His features emphasized by a swinging light,
Bare wired and illuminating his everlasting night.
One million shadows sewn to his skin shiver,
Their fingers moving smoothly, calmly, however.
Blood diluted sweat drips from his brow,
The scene that dominates her life, here and now.
.
.
.
"there was a girl who cried" pain, rape, assault,
But to no avail her broken body fell to the asphault.
Preceeding incidents at fault due to lack of evidence,
The rest of her family? Buried under porous sediments.
Cries are little more than sighs to others today,
'She could find a million ways' is what they used to say.
Awaking to the moist cellar once more, she screams,
Her very lungs feel as if they're about to shatter her rib beams.
The darkened figure, hunched over a failing stove,
Their teeth shine, as if they'd found a treasure trove.
Walking closer, closer, yet, so much further that close,
The first thing she recognized? The blood stained clothes.
.
.
.
"wolf. Three times, in fact," her spine cracked,
The force of the blow encouraged a ninety degree back.
Facing the ceiling in an eerie sense of knowledge,
Her living corpse fell like a boy from his sledge.
No longer visible, but their movements still clear,
A strange anticipation, the precursor to fear.
Muscles seizing from the stress, a mental excess,
Scare tactics materializing into success.
The stare of deep blue eyes, mentally erasing,
Mind? Racing. Eyes? Pacing. Body? Tracing.

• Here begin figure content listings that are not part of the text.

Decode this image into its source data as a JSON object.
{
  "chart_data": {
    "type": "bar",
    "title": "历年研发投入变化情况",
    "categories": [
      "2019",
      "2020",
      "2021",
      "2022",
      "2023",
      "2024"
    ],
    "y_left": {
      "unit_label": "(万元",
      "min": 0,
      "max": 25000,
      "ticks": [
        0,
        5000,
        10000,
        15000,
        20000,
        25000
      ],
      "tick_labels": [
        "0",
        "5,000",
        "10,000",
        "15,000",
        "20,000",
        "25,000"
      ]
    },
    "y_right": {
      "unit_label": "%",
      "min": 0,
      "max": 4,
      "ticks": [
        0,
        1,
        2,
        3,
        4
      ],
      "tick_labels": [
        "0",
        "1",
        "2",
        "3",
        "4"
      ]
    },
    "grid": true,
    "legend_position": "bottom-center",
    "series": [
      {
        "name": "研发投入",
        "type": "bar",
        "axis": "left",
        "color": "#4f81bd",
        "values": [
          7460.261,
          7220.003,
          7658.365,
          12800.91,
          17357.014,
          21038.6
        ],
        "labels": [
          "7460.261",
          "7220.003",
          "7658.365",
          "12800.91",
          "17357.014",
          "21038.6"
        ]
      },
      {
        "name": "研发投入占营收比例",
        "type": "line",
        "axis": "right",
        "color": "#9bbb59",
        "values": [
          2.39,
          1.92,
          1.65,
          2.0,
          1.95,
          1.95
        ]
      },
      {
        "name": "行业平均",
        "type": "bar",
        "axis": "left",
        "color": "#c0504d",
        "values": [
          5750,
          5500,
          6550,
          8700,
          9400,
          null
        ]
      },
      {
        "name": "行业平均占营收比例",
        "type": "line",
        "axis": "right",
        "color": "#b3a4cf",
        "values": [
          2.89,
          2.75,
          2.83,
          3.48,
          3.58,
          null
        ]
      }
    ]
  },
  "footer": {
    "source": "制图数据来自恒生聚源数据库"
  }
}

The killer lets out a scream of shock...
.
.
.
As she peers into the mirror held aloft.
.
.
.
"but no one came on the third." She was left to burn,
The drugging, the mind games her father learnt.
Playing tricks on his last living offspring,
Convincing her she was the murdering sibling.
Laughing, sitting in the dark basement once more,
Her cries of insanity will be heard all the way to heaven's door.
Music in his lifelong symphony, the pure emotion of art,
Destroying others live's is his existential mark.
.
.
.
Her life is no more than a story in the book of life,
Half a page for his five year old daughter's strife.
A message to God, to the people, it may well be,
However, one may argue, this isn't even reality...
.
.
.
It's n...no m-more than a... a.. story.